Sul piede di guerra anche l’ex estremista nero, Massimo Carminati: «Solo chiacchiere da bar» - ha attaccato Carminati – in relazione all’esistenza del cosiddetto ‘mondo di mezzo’. E preannuncia lo scontro: «Non è una novità che ero in guerra: sono l’unico al 41bis in attesa di giudizio». Parole forti, di sfida, direttamente dal carcere di Parma, presso il quale è detenuto in regime di isolamento dal dicembre 2014. Carminati ha poi chiarito il proprio ‘personale’ concetto del mondo di mezzo: «Era una sciocchezza, ne dico centinaia al giorno. Faccio un esempio: un personaggio noto della politica o del mondo dello spettacolo, che volesse acquistare cocaina, non può farlo in maniera trasparente, preferisce servirsi piuttosto di un intermediario che va a comprarla droga per suo conto e che viene pagato per il suo servizio. Ecco, quello è il Mondo di mezzo di cui parlavo».
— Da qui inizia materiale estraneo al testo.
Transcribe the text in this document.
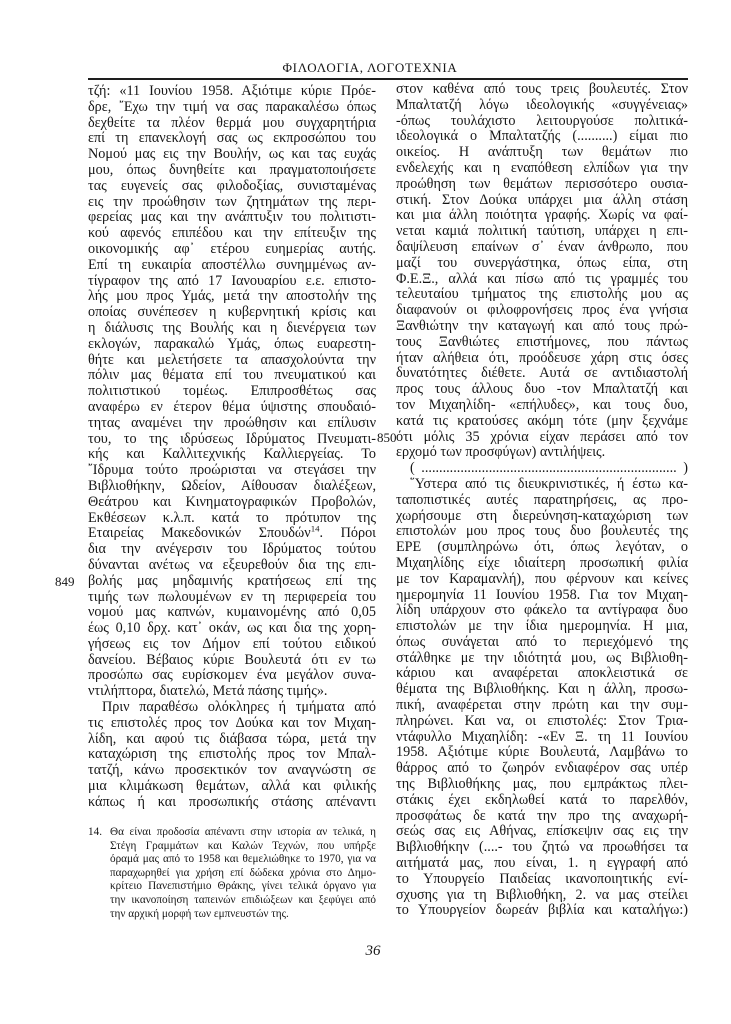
ΦΙΛΟΛΟΓΙΑ, ΛΟΓΟΤΕΧΝΙΑ
τζή: «11 Ιουνίου 1958. Αξιότιμε κύριε Πρόε-
δρε, ῎Εχω την τιμή να σας παρακαλέσω όπως
δεχθείτε τα πλέον θερμά μου συγχαρητήρια
επί τη επανεκλογή σας ως εκπροσώπου του
Νομού μας εις την Βουλήν, ως και τας ευχάς
μου, όπως δυνηθείτε και πραγματοποιήσετε
τας ευγενείς σας φιλοδοξίας, συνισταμένας
εις την προώθησιν των ζητημάτων της περι-
φερείας μας και την ανάπτυξιν του πολιτιστι-
κού αφενός επιπέδου και την επίτευξιν της
οικονομικής αφ᾽ ετέρου ευημερίας αυτής.
Επί τη ευκαιρία αποστέλλω συνημμένως αν-
τίγραφον της από 17 Ιανουαρίου ε.ε. επιστο-
λής μου προς Υμάς, μετά την αποστολήν της
οποίας συνέπεσεν η κυβερνητική κρίσις και
η διάλυσις της Βουλής και η διενέργεια των
εκλογών, παρακαλώ Υμάς, όπως ευαρεστη-
θήτε και μελετήσετε τα απασχολούντα την
πόλιν μας θέματα επί του πνευματικού και
πολιτιστικού τομέως. Επιπροσθέτως σας
αναφέρω εν έτερον θέμα ύψιστης σπουδαιό-
τητας αναμένει την προώθησιν και επίλυσιν
του, το της ιδρύσεως Ιδρύματος Πνευματι-
κής και Καλλιτεχνικής Καλλιεργείας. Το
῎Ιδρυμα τούτο προώρισται να στεγάσει την
Βιβλιοθήκην, Ωδείον, Αίθουσαν διαλέξεων,
Θεάτρου και Κινηματογραφικών Προβολών,
Εκθέσεων κ.λ.π. κατά το πρότυπον της
Εταιρείας Μακεδονικών Σπουδών$^{14}$. Πόροι
δια την ανέγερσιν του Ιδρύματος τούτου
δύνανται ανέτως να εξευρεθούν δια της επι-
βολής μας μηδαμινής κρατήσεως επί της
τιμής των πωλουμένων εν τη περιφερεία του
νομού μας καπνών, κυμαινομένης από 0,05
έως 0,10 δρχ. κατ᾽ οκάν, ως και δια της χορη-
γήσεως εις τον Δήμον επί τούτου ειδικού
δανείου. Βέβαιος κύριε Βουλευτά ότι εν τω
προσώπω σας ευρίσκομεν ένα μεγάλον συνα-
ντιλήπτορα, διατελώ, Μετά πάσης τιμής».
Πριν παραθέσω ολόκληρες ή τμήματα από
τις επιστολές προς τον Δούκα και τον Μιχαη-
λίδη, και αφού τις διάβασα τώρα, μετά την
καταχώριση της επιστολής προς τον Μπαλ-
τατζή, κάνω προσεκτικόν τον αναγνώστη σε
μια κλιμάκωση θεμάτων, αλλά και φιλικής
κάπως ή και προσωπικής στάσης απέναντι
στον καθένα από τους τρεις βουλευτές. Στον
Μπαλτατζή λόγω ιδεολογικής «συγγένειας»
-όπως τουλάχιστο λειτουργούσε πολιτικά-
ιδεολογικά ο Μπαλτατζής (..........) είμαι πιο
οικείος. Η ανάπτυξη των θεμάτων πιο
ενδελεχής και η εναπόθεση ελπίδων για την
προώθηση των θεμάτων περισσότερο ουσια-
στική. Στον Δούκα υπάρχει μια άλλη στάση
και μια άλλη ποιότητα γραφής. Χωρίς να φαί-
νεται καμιά πολιτική ταύτιση, υπάρχει η επι-
δαψίλευση επαίνων σ᾽ έναν άνθρωπο, που
μαζί του συνεργάστηκα, όπως είπα, στη
Φ.Ε.Ξ., αλλά και πίσω από τις γραμμές του
τελευταίου τμήματος της επιστολής μου ας
διαφανούν οι φιλοφρονήσεις προς ένα γνήσια
Ξανθιώτην την καταγωγή και από τους πρώ-
τους Ξανθιώτες επιστήμονες, που πάντως
ήταν αλήθεια ότι, προόδευσε χάρη στις όσες
δυνατότητες διέθετε. Αυτά σε αντιδιαστολή
προς τους άλλους δυο -τον Μπαλτατζή και
τον Μιχαηλίδη- «επήλυδες», και τους δυο,
κατά τις κρατούσες ακόμη τότε (μην ξεχνάμε
ότι μόλις 35 χρόνια είχαν περάσει από τον
ερχομό των προσφύγων) αντιλήψεις.
( ........................................................................ )
῞Υστερα από τις διευκρινιστικές, ή έστω κα-
ταποπιστικές αυτές παρατηρήσεις, ας προ-
χωρήσουμε στη διερεύνηση-καταχώριση των
επιστολών μου προς τους δυο βουλευτές της
ΕΡΕ (συμπληρώνω ότι, όπως λεγόταν, ο
Μιχαηλίδης είχε ιδιαίτερη προσωπική φιλία
με τον Καραμανλή), που φέρνουν και κείνες
ημερομηνία 11 Ιουνίου 1958. Για τον Μιχαη-
λίδη υπάρχουν στο φάκελο τα αντίγραφα δυο
επιστολών με την ίδια ημερομηνία. Η μια,
όπως συνάγεται από το περιεχόμενό της
στάλθηκε με την ιδιότητά μου, ως Βιβλιοθη-
κάριου και αναφέρεται αποκλειστικά σε
θέματα της Βιβλιοθήκης. Και η άλλη, προσω-
πική, αναφέρεται στην πρώτη και την συμ-
πληρώνει. Και να, οι επιστολές: Στον Τρια-
ντάφυλλο Μιχαηλίδη: -«Εν Ξ. τη 11 Ιουνίου
1958. Αξιότιμε κύριε Βουλευτά, Λαμβάνω το
θάρρος από το ζωηρόν ενδιαφέρον σας υπέρ
της Βιβλιοθήκης μας, που εμπράκτως πλει-
στάκις έχει εκδηλωθεί κατά το παρελθόν,
προσφάτως δε κατά την προ της αναχωρή-
σεώς σας εις Αθήνας, επίσκεψιν σας εις την
Βιβλιοθήκην (....- του ζητώ να προωθήσει τα
αιτήματά μας, που είναι, 1. η εγγραφή από
το Υπουργείο Παιδείας ικανοποιητικής ενί-
σχυσης για τη Βιβλιοθήκη, 2. να μας στείλει
το Υπουργείον δωρεάν βιβλία και καταλήγω:)
849
850
14. Θα είναι προδοσία απέναντι στην ιστορία αν τελικά, η
Στέγη Γραμμάτων και Καλών Τεχνών, που υπήρξε
όραμά μας από το 1958 και θεμελιώθηκε το 1970, για να
παραχωρηθεί για χρήση επί δώδεκα χρόνια στο Δημο-
κρίτειο Πανεπιστήμιο Θράκης, γίνει τελικά όργανο για
την ικανοποίηση ταπεινών επιδιώξεων και ξεφύγει από
την αρχική μορφή των εμπνευστών της.
36
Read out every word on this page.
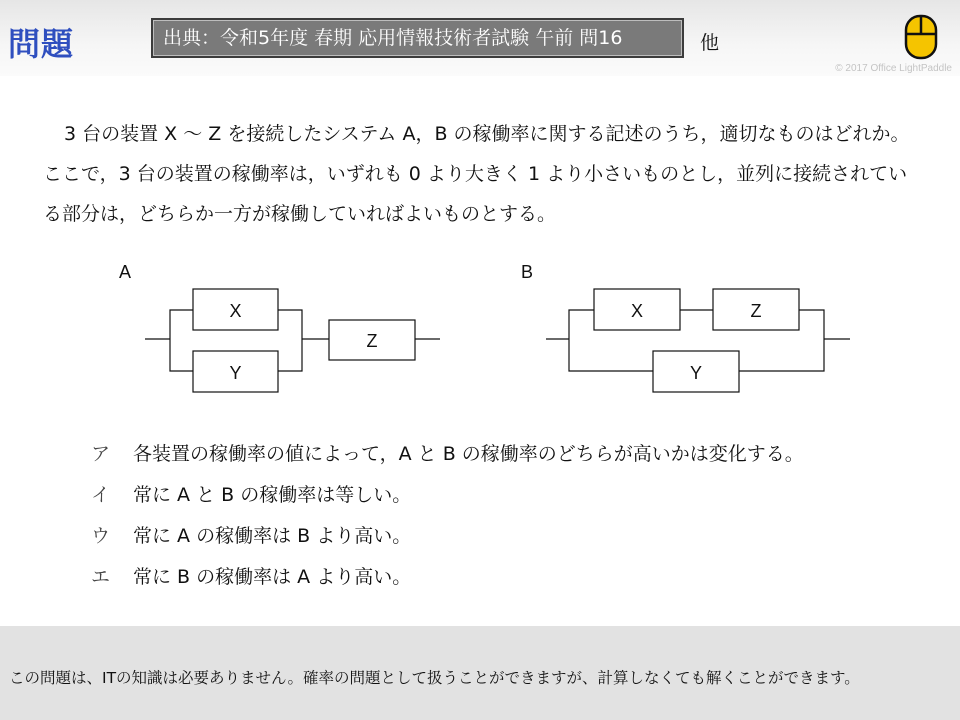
問題	出典：令和5年度 春期 応用情報技術者試験 午前 問16	他
© 2017 Office LightPaddle

3 台の装置 X ～ Z を接続したシステム A，B の稼働率に関する記述のうち，適切なものはどれか。ここで，3 台の装置の稼働率は，いずれも 0 より大きく 1 より小さいものとし，並列に接続されている部分は，どちらか一方が稼働していればよいものとする。

A
X
Y
Z
B
X	Z
Y
ア 各装置の稼働率の値によって，A と B の稼働率のどちらが高いかは変化する。
イ 常に A と B の稼働率は等しい。
ウ 常に A の稼働率は B より高い。
エ 常に B の稼働率は A より高い。
この問題は、ITの知識は必要ありません。確率の問題として扱うことができますが、計算しなくても解くことができます。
Gli accusati (al netto delle fresche condanne) smentiscono dunque la ricostruzione della Procura, quasi totalmente confermata dal giudizio di primo grado. Si tratta tuttavia solo del primo atto, al termine di una inchiesta durata 30 mesi e che ha portato a 41 condanne, pari ad oltre 250 anni di carcere, e 5 assolti. Una inchiesta estenuante, giunta oggi ad un primo punto d’arrivo.

Tutte le condanne: Claudio Bolla (6 anni), Stefano Bravo (4 anni e 6 mesi), Riccardo Brugia (11 anni), Emanuela Bugitti (6 anni), Salvatore Buzzi (19 anni), Claudio Caldarelli (10 anni), Matteo Calvio (9 anni), Massimo Carminati (20 anni), Nadia Cerrito (5 anni), Pierina Chiaravalle (2 anni e 8 mesi), Mario Cola (5 anni), Sandro Coltellacci (7 anni), Mirko Coratti (6 anni), Giovanni De Carlo (2 anni e mezzo), Paolo Di Ninno (12 anni), Antonio Esposito (5 anni), Franco Figurelli (5 anni), Agostino Gaglianone (6 anni e mezzo), Alessandra Garrone (13 anni e mezzo), Luca Gramazio (11 anni), Carlo Maria Guarany (5 anni), Cristiano Guarnera (4 anni), Giuseppe Ietto (4 anni), Giovanni Lacopo (6 anni), Roberto Lacopo (8 anni), Guido Magrini (5 anni), Sergio Menichelli (5 anni), Michele Nacamulli (5 anni), Luca Odevaine (6 anni e 6 mesi, che diventano 8 in continuazione con due precedenti patteggiamenti), Franco Panzironi (10 anni), Pier Paolo Pedetti (7 anni), Marco Placidi (5 anni), Carlo Pucci (6 anni), Daniele Pulcini (1 anno), Mario Schina (5 anni e mezzo), Angelo Scozzafava (5 anni), Andrea Tassone (5 anni), Fabrizio Franco Testa (12 anni), Giordano Tredicine (3 anni), Claudio Turella (9 anni), Tiziano Zuccolo (3 anni e mezzo). Assolti Giovanni Fiscon, Giuseppe Mogliani, Fabio Stefoni, Rocco Rotolo e Salvatore Ruggiero.